Some of these reactions may be the consequence of the cataract surgical procedure.

6.3 Non-Ocular Adverse Reactions

Non-ocular adverse reactions reported at an incidence of 1 to 4% included headache, hypertension, nausea/vomiting, and sinusitis.

8 USE IN SPECIFIC POPULATIONS SECTION

8.1 Pregnancy Section

Teratogenic Effects.
Pregnancy Category C: Reproduction studies performed with nepafenac in rabbits and rats at oral doses up to 10 mg/kg/day have revealed no evidence of teratogenicity due to nepafenac, despite the induction of maternal toxicity. At this dose, the animal plasma exposure to nepafenac and amfenac was approximately 70 and 630 times human plasma exposure at the recommended human topical ophthalmic dose for rats and 20 and 180 times human plasma exposure for rabbits, respectively. In rats, maternally toxic doses ≥ 10 mg/kg were associated with dystocia, increased postimplantation loss, reduced fetal weights and growth, and reduced fetal survival.
Nepafenac has been shown to cross the placental barrier in rats. There are no adequate and well-controlled studies in pregnant women. Because animal reproduction studies are not always predictive of human response, Nepafenac ophthalmic suspension, 0.3% should be used during pregnancy only if the potential benefit justifies the potential risk to the fetus.
Non-teratogenic Effects.
Because of the known effects of prostaglandin biosynthesis inhibiting drugs on the fetal cardiovascular system (closure of the ductus arteriosus), the use of Nepafenac ophthalmic suspension, 0.3% during late pregnancy should be avoided.

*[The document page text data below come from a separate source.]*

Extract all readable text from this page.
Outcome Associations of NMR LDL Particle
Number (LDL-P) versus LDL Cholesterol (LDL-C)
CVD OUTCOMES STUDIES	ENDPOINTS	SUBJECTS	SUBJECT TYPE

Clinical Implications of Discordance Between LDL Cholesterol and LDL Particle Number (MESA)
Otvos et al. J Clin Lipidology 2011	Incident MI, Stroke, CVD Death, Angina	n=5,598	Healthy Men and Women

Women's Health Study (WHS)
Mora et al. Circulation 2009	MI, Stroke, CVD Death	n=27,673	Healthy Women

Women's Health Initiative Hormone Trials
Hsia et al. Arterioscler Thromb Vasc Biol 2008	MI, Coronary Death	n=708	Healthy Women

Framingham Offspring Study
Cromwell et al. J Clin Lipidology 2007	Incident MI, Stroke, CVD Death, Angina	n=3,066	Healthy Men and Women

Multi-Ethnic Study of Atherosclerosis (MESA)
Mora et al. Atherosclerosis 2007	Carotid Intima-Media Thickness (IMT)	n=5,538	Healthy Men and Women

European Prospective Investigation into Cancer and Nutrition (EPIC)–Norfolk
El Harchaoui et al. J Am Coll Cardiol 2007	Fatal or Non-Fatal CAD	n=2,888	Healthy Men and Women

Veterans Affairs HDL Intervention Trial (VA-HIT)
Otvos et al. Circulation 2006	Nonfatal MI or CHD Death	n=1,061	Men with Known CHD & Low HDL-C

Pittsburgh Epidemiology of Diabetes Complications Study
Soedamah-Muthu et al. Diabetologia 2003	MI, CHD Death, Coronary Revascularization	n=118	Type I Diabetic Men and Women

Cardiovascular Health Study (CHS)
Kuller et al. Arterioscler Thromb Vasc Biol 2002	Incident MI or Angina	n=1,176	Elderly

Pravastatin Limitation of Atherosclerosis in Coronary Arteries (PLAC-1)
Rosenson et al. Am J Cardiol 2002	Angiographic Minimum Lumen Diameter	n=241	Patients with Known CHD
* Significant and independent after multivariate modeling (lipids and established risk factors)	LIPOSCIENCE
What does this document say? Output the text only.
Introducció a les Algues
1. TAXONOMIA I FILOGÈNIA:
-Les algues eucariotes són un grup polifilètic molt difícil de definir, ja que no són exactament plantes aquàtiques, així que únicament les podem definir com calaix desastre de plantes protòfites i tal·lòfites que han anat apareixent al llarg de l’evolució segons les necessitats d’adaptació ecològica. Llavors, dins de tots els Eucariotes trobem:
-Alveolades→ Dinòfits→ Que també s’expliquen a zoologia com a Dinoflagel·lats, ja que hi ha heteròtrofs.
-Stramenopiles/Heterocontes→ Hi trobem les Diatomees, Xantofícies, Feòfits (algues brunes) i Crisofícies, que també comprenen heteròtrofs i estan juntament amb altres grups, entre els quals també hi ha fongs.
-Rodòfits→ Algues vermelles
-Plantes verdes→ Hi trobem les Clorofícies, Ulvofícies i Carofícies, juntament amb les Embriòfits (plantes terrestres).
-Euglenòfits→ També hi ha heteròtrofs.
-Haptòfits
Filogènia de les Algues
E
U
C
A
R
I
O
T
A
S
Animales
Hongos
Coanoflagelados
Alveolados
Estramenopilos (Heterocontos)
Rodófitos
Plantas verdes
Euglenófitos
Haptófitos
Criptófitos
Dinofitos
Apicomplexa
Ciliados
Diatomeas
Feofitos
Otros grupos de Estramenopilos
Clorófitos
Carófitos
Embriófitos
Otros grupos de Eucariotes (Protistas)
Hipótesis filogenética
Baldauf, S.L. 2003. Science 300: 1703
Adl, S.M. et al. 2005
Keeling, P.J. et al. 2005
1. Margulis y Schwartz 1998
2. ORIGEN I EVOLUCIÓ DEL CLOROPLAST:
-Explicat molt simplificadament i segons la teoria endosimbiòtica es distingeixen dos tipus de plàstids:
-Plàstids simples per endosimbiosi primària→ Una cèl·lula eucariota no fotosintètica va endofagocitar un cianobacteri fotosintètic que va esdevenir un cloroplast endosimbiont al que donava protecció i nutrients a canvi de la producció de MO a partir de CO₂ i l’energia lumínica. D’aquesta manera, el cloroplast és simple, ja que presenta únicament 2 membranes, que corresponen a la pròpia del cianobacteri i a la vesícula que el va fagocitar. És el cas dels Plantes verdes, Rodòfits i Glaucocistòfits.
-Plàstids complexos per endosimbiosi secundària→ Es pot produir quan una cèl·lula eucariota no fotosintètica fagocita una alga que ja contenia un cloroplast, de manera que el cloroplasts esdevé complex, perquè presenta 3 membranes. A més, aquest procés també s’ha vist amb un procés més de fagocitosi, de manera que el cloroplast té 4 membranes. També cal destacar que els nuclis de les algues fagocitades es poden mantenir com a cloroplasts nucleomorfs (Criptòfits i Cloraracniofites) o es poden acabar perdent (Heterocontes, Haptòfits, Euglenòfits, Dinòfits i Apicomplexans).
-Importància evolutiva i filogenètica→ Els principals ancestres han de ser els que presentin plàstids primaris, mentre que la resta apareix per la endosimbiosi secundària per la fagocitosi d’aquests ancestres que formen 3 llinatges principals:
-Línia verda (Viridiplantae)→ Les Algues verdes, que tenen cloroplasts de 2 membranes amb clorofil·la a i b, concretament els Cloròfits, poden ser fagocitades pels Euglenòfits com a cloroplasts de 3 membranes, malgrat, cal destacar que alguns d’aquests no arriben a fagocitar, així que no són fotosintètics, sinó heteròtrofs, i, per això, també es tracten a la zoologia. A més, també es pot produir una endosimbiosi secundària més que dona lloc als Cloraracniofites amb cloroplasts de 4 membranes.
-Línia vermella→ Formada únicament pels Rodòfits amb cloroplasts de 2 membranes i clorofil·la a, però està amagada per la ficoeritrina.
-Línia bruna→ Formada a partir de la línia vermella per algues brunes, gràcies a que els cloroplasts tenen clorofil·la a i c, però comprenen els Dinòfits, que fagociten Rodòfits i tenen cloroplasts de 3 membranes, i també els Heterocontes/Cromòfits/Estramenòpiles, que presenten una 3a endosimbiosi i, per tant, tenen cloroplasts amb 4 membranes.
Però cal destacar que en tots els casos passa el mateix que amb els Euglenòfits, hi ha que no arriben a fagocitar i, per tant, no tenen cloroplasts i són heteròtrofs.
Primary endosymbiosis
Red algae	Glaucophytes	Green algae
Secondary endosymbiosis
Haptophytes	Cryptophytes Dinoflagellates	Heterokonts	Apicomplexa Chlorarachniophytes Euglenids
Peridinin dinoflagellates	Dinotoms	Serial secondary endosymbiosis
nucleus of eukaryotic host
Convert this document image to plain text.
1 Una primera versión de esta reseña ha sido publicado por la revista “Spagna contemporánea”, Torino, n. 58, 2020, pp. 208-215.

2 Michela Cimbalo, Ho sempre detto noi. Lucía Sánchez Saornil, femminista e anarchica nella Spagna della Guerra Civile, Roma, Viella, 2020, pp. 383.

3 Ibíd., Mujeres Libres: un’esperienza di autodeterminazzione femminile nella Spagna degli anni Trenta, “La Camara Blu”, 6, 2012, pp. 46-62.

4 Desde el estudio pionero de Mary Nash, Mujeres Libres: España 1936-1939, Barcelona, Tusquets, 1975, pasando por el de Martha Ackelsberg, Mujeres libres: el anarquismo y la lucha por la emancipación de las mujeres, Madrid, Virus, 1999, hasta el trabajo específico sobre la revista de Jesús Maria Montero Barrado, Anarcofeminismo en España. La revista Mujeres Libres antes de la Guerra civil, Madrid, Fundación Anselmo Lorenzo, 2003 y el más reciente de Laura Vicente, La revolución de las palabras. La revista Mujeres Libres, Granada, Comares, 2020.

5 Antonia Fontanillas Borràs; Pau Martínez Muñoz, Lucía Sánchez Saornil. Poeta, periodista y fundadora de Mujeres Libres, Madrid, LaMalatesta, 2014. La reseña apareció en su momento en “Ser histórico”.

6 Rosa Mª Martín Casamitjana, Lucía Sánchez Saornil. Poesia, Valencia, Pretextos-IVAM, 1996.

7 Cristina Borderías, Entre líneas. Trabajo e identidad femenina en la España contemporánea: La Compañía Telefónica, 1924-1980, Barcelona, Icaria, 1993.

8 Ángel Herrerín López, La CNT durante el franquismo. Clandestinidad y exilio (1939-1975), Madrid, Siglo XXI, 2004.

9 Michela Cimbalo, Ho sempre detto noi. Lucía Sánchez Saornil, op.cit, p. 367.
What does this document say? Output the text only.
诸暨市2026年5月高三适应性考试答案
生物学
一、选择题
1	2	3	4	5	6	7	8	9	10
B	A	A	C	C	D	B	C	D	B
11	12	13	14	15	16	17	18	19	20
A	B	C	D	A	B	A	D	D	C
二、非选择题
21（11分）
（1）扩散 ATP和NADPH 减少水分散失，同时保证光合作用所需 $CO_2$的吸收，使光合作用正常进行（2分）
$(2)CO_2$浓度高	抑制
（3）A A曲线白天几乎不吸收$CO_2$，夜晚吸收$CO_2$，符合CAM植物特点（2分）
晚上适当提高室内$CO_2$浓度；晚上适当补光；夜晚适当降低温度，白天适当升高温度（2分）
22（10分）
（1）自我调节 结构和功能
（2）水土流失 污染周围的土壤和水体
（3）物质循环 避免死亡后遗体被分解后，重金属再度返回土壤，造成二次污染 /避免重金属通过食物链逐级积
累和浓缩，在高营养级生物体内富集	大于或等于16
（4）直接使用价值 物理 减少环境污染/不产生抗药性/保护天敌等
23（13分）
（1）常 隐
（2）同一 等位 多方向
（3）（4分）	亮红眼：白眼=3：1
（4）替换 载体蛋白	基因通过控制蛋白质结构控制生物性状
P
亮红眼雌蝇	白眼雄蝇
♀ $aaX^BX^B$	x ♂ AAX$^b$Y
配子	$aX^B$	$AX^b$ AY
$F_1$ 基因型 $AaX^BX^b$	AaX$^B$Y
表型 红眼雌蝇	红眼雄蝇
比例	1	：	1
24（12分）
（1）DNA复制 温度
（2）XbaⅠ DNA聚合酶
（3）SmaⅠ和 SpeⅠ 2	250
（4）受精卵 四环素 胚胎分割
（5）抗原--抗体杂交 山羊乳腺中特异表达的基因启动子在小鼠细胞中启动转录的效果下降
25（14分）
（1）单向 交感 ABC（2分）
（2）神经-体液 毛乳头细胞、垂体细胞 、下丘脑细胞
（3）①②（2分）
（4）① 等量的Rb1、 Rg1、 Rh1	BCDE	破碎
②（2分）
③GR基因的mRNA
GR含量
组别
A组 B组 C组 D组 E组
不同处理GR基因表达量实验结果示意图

8.3 Nursing Mothers Section

Nepafenac is excreted in the milk of lactating rats. It is not known whether this drug is excreted in human milk. Because many drugs are excreted in human milk, caution should be exercised when Nepafenac ophthalmic suspension, 0.3% is administered to a nursing woman.

8.4 Pediatric Use Section

The safety and effectiveness of Nepafenac ophthalmic suspension, 0.3% in pediatric patients below the age of 10 years have not been established.

8.5 Geriatric Use Section

No overall differences in safety and effectiveness have been observed between elderly and younger patients.

11 DESCRIPTION SECTION

Nepafenac ophthalmic suspension, 0.3% is a sterile, topical, nonsteroidal anti-inflammatory (NSAID) prodrug for ophthalmic use. Each mL of Nepafenac ophthalmic suspension, 0.3% contains 3 mg of nepafenac. Nepafenac is designated chemically as 2-amino-3-benzoylbenzeneacetamide with an empirical formula of C15 H14 N2 O2 . The structural formula of nepafenac is:

Chemical
(click image for full-size original)

Nepafenac is a yellow crystalline powder. The molecular weight of nepafenac is 254.28. Nepafenac ophthalmic suspension, 0.3% is supplied as a sterile, aqueous suspension with a pH approximately of 6.8.
The osmolality of Nepafenac ophthalmic suspension, 0.3% is approximately 300 mOsm/kg.
Each mL of Nepafenac ophthalmic suspension, 0.3%, contains: Active: nepafenac 0.3% Inactives: boric acid, propylene glycol, carbomer 974P, sodium chloride, guar gum, carboxymethylcellulose sodium, edetate disodium, benzalkonium chloride 0.005% (preservative), sodium hydroxide and/or hydrochloric acid to adjust pH and purified water, USP.